A joint investigation mounted by The Intercept and the German news magazine Der Spiegel has obtained a top-secret US intelligence document confirming that the US military base in Ramstein is the site of a satellite relay station that enables drone operators in the American Southwest to communicate with their remote aircraft in Yemen, Somalia, Afghanistan and other targeted countries.
 
The Intercept’s article is summarised here, with thanks to investigative journalist Felicity Arbuthnot for the link.
 
US and German government officials have long evaded questions about Ramstein’s role in lethal US drone operations: “The Federal Government has no reliable information in this regard . . . The Federal Government has no information regarding the installation of the satellite system or when it started operating.” However, slides - provided by a whistleblower - map out an intricate web of facilities across the US and the globe: from drone command centers on desert military bases in the US to Ramstein to outposts in Afghanistan, Djibouti, Qatar and Bahrain and back to NSA facilities in Washington and Georgia.
 
In a 2010 budget request for the Ramstein satellite station, the US Air Force asserted that without the Germany-based facility, the drone program could face “significant degradation of operational capability” that could “have a serious impact on ongoing and future missions”.
 
The German government has granted the US the right to use the Ramstein property, but only under the condition that the Americans do nothing there that violates German law.

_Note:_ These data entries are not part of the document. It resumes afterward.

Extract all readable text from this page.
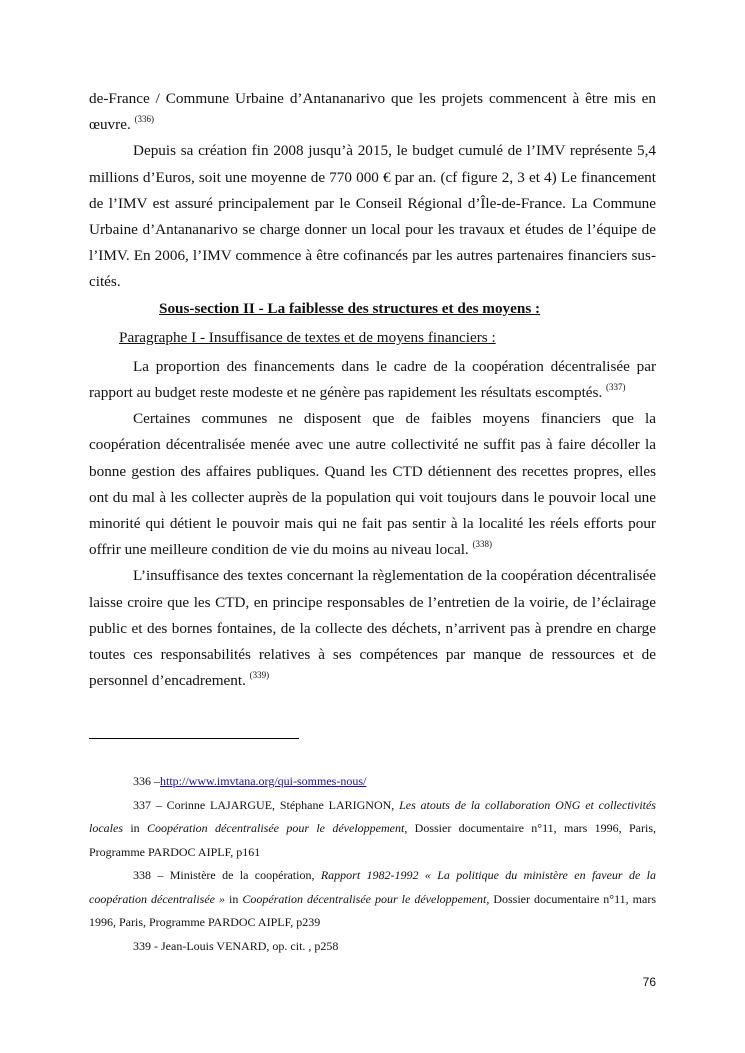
de-France / Commune Urbaine d’Antananarivo que les projets commencent à être mis en œuvre. $^{(336)}$

Depuis sa création fin 2008 jusqu’à 2015, le budget cumulé de l’IMV représente 5,4 millions d’Euros, soit une moyenne de 770 000 € par an. (cf figure 2, 3 et 4) Le financement de l’IMV est assuré principalement par le Conseil Régional d’Île-de-France. La Commune Urbaine d’Antananarivo se charge donner un local pour les travaux et études de l’équipe de l’IMV. En 2006, l’IMV commence à être cofinancés par les autres partenaires financiers sus-cités.

Sous-section II - La faiblesse des structures et des moyens :

Paragraphe I - Insuffisance de textes et de moyens financiers :

La proportion des financements dans le cadre de la coopération décentralisée par rapport au budget reste modeste et ne génère pas rapidement les résultats escomptés. $^{(337)}$

Certaines communes ne disposent que de faibles moyens financiers que la coopération décentralisée menée avec une autre collectivité ne suffit pas à faire décoller la bonne gestion des affaires publiques. Quand les CTD détiennent des recettes propres, elles ont du mal à les collecter auprès de la population qui voit toujours dans le pouvoir local une minorité qui détient le pouvoir mais qui ne fait pas sentir à la localité les réels efforts pour offrir une meilleure condition de vie du moins au niveau local. $^{(338)}$

L’insuffisance des textes concernant la règlementation de la coopération décentralisée laisse croire que les CTD, en principe responsables de l’entretien de la voirie, de l’éclairage public et des bornes fontaines, de la collecte des déchets, n’arrivent pas à prendre en charge toutes ces responsabilités relatives à ses compétences par manque de ressources et de personnel d’encadrement. $^{(339)}$

336 –http://www.imvtana.org/qui-sommes-nous/

337 – Corinne LAJARGUE, Stéphane LARIGNON, Les atouts de la collaboration ONG et collectivités locales in Coopération décentralisée pour le développement, Dossier documentaire n°11, mars 1996, Paris, Programme PARDOC AIPLF, p161

338 – Ministère de la coopération, Rapport 1982-1992 « La politique du ministère en faveur de la coopération décentralisée » in Coopération décentralisée pour le développement, Dossier documentaire n°11, mars 1996, Paris, Programme PARDOC AIPLF, p239

339 - Jean-Louis VENARD, op. cit. , p258

76
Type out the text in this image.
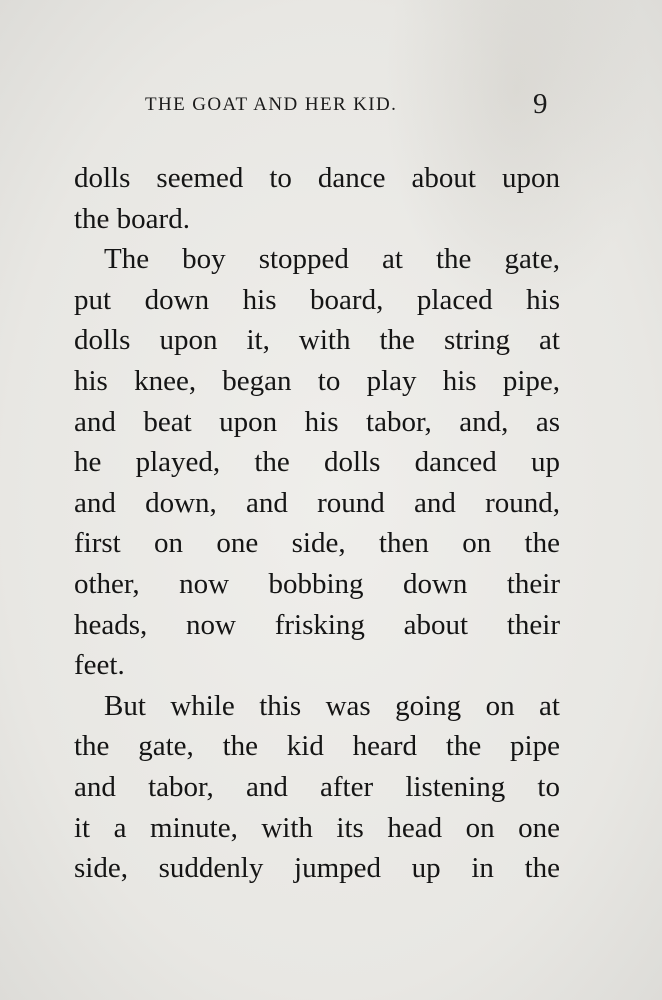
THE GOAT AND HER KID.	9
dolls seemed to dance about upon
the board.
The boy stopped at the gate,
put down his board, placed his
dolls upon it, with the string at
his knee, began to play his pipe,
and beat upon his tabor, and, as
he played, the dolls danced up
and down, and round and round,
first on one side, then on the
other, now bobbing down their
heads, now frisking about their
feet.
But while this was going on at
the gate, the kid heard the pipe
and tabor, and after listening to
it a minute, with its head on one
side, suddenly jumped up in the
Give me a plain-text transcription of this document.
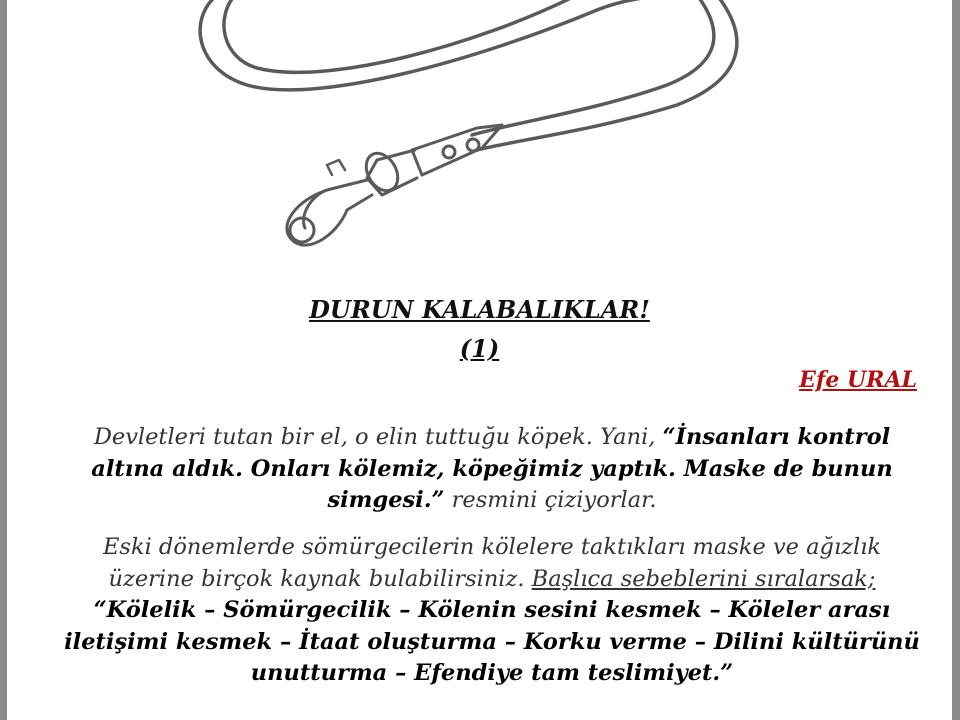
DURUN KALABALIKLAR!
(1)
Efe URAL
Devletleri tutan bir el, o elin tuttuğu köpek. Yani, “İnsanları kontrol altına aldık. Onları kölemiz, köpeğimiz yaptık. Maske de bunun simgesi.” resmini çiziyorlar.
Eski dönemlerde sömürgecilerin kölelere taktıkları maske ve ağızlık üzerine birçok kaynak bulabilirsiniz. Başlıca sebeblerini sıralarsak; “Kölelik – Sömürgecilik – Kölenin sesini kesmek – Köleler arası iletişimi kesmek – İtaat oluşturma – Korku verme – Dilini kültürünü unutturma – Efendiye tam teslimiyet.”
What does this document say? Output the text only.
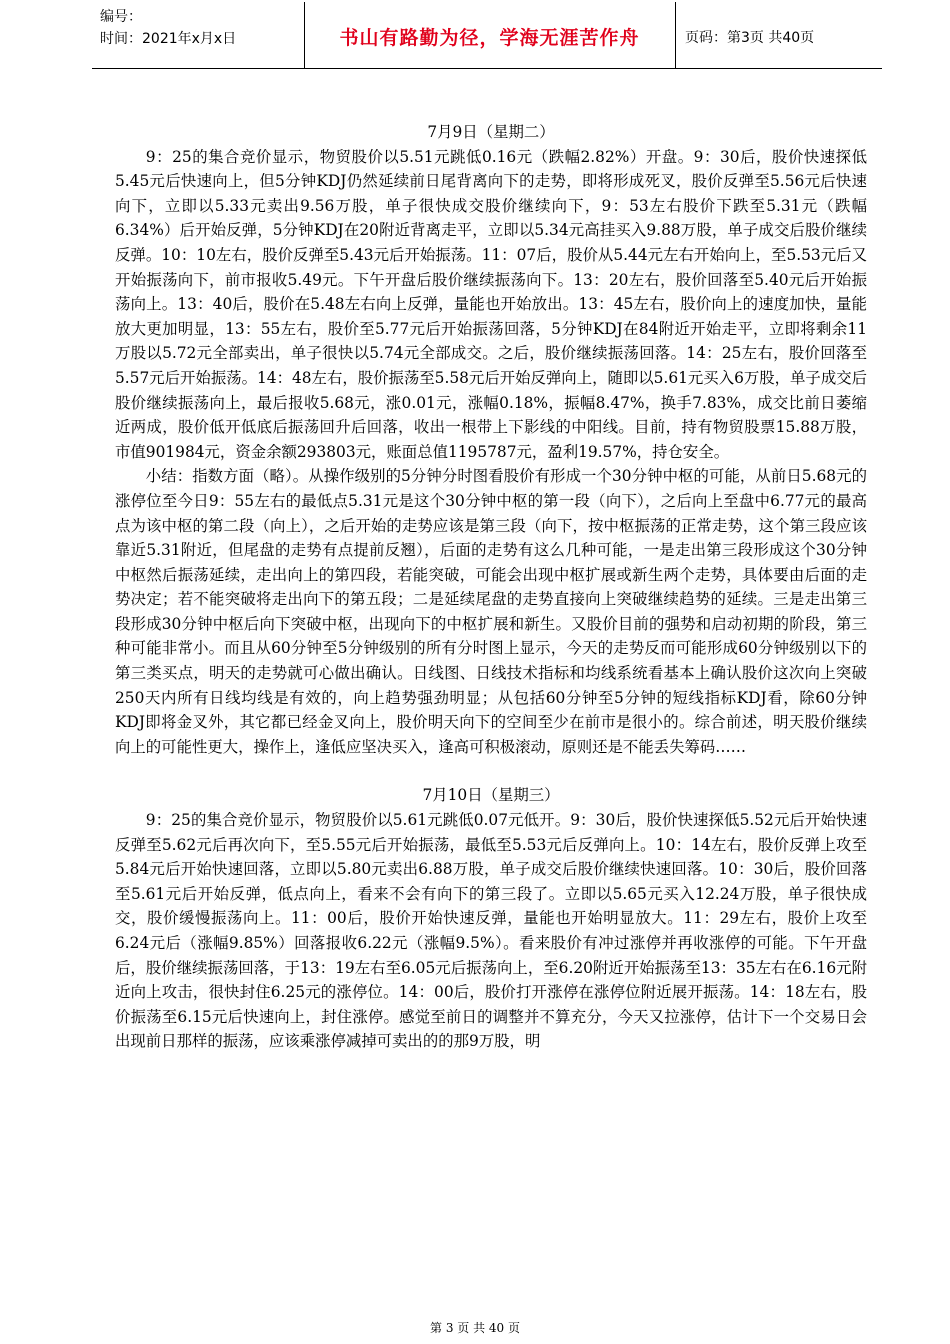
编号：
时间：2021年x月x日	书山有路勤为径，学海无涯苦作舟	页码：第3页 共40页
7月9日（星期二）

9：25的集合竞价显示，物贸股价以5.51元跳低0.16元（跌幅2.82%）开盘。9：30后，股价快速探低5.45元后快速向上，但5分钟KDJ仍然延续前日尾背离向下的走势，即将形成死叉，股价反弹至5.56元后快速向下，立即以5.33元卖出9.56万股，单子很快成交股价继续向下，9：53左右股价下跌至5.31元（跌幅6.34%）后开始反弹，5分钟KDJ在20附近背离走平，立即以5.34元高挂买入9.88万股，单子成交后股价继续反弹。10：10左右，股价反弹至5.43元后开始振荡。11：07后，股价从5.44元左右开始向上，至5.53元后又开始振荡向下，前市报收5.49元。下午开盘后股价继续振荡向下。13：20左右，股价回落至5.40元后开始振荡向上。13：40后，股价在5.48左右向上反弹，量能也开始放出。13：45左右，股价向上的速度加快，量能放大更加明显，13：55左右，股价至5.77元后开始振荡回落，5分钟KDJ在84附近开始走平，立即将剩余11万股以5.72元全部卖出，单子很快以5.74元全部成交。之后，股价继续振荡回落。14：25左右，股价回落至5.57元后开始振荡。14：48左右，股价振荡至5.58元后开始反弹向上，随即以5.61元买入6万股，单子成交后股价继续振荡向上，最后报收5.68元，涨0.01元，涨幅0.18%，振幅8.47%，换手7.83%，成交比前日萎缩近两成，股价低开低底后振荡回升后回落，收出一根带上下影线的中阳线。目前，持有物贸股票15.88万股，市值901984元，资金余额293803元，账面总值1195787元，盈利19.57%，持仓安全。

小结：指数方面（略）。从操作级别的5分钟分时图看股价有形成一个30分钟中枢的可能，从前日5.68元的涨停位至今日9：55左右的最低点5.31元是这个30分钟中枢的第一段（向下），之后向上至盘中6.77元的最高点为该中枢的第二段（向上），之后开始的走势应该是第三段（向下，按中枢振荡的正常走势，这个第三段应该靠近5.31附近，但尾盘的走势有点提前反翘），后面的走势有这么几种可能，一是走出第三段形成这个30分钟中枢然后振荡延续，走出向上的第四段，若能突破，可能会出现中枢扩展或新生两个走势，具体要由后面的走势决定；若不能突破将走出向下的第五段；二是延续尾盘的走势直接向上突破继续趋势的延续。三是走出第三段形成30分钟中枢后向下突破中枢，出现向下的中枢扩展和新生。又股价目前的强势和启动初期的阶段，第三种可能非常小。而且从60分钟至5分钟级别的所有分时图上显示，今天的走势反而可能形成60分钟级别以下的第三类买点，明天的走势就可心做出确认。日线图、日线技术指标和均线系统看基本上确认股价这次向上突破250天内所有日线均线是有效的，向上趋势强劲明显；从包括60分钟至5分钟的短线指标KDJ看，除60分钟KDJ即将金叉外，其它都已经金叉向上，股价明天向下的空间至少在前市是很小的。综合前述，明天股价继续向上的可能性更大，操作上，逢低应坚决买入，逢高可积极滚动，原则还是不能丢失筹码……

7月10日（星期三）

9：25的集合竞价显示，物贸股价以5.61元跳低0.07元低开。9：30后，股价快速探低5.52元后开始快速反弹至5.62元后再次向下，至5.55元后开始振荡，最低至5.53元后反弹向上。10：14左右，股价反弹上攻至5.84元后开始快速回落，立即以5.80元卖出6.88万股，单子成交后股价继续快速回落。10：30后，股价回落至5.61元后开始反弹，低点向上，看来不会有向下的第三段了。立即以5.65元买入12.24万股，单子很快成交，股价缓慢振荡向上。11：00后，股价开始快速反弹，量能也开始明显放大。11：29左右，股价上攻至6.24元后（涨幅9.85%）回落报收6.22元（涨幅9.5%）。看来股价有冲过涨停并再收涨停的可能。下午开盘后，股价继续振荡回落，于13：19左右至6.05元后振荡向上，至6.20附近开始振荡至13：35左右在6.16元附近向上攻击，很快封住6.25元的涨停位。14：00后，股价打开涨停在涨停位附近展开振荡。14：18左右，股价振荡至6.15元后快速向上，封住涨停。感觉至前日的调整并不算充分，今天又拉涨停，估计下一个交易日会出现前日那样的振荡，应该乘涨停减掉可卖出的的那9万股，明

第 3 页 共 40 页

But according to Germany’s 2002 Code of Crimes against International Law, American personnel stationed at Ramstein could, in theory, be vulnerable to German prosecution if they provide drone pilots with data used in attacks as German legal officials have suggested that such operations are only justifiable in actual war zones
 
Legal experts interviewed by Der Spiegel claimed that US personnel could be charged as war criminals by German prosecutors. They argue that if US personnel based at Ramstein are involved in what the government considers an extra-judicial killing in a non-declared war zone, they would not be entitled to immunity — at least not on German soil. The NATO Status of Forces Agreement grants German authorities the right to investigate members of the US military suspected of having committed a crime.
 
To date, German prosecutors have shown little interest in pursuing such action. The German government position: we have asked the US if they are violating any agreements or laws and the Americans have said no. Case closed.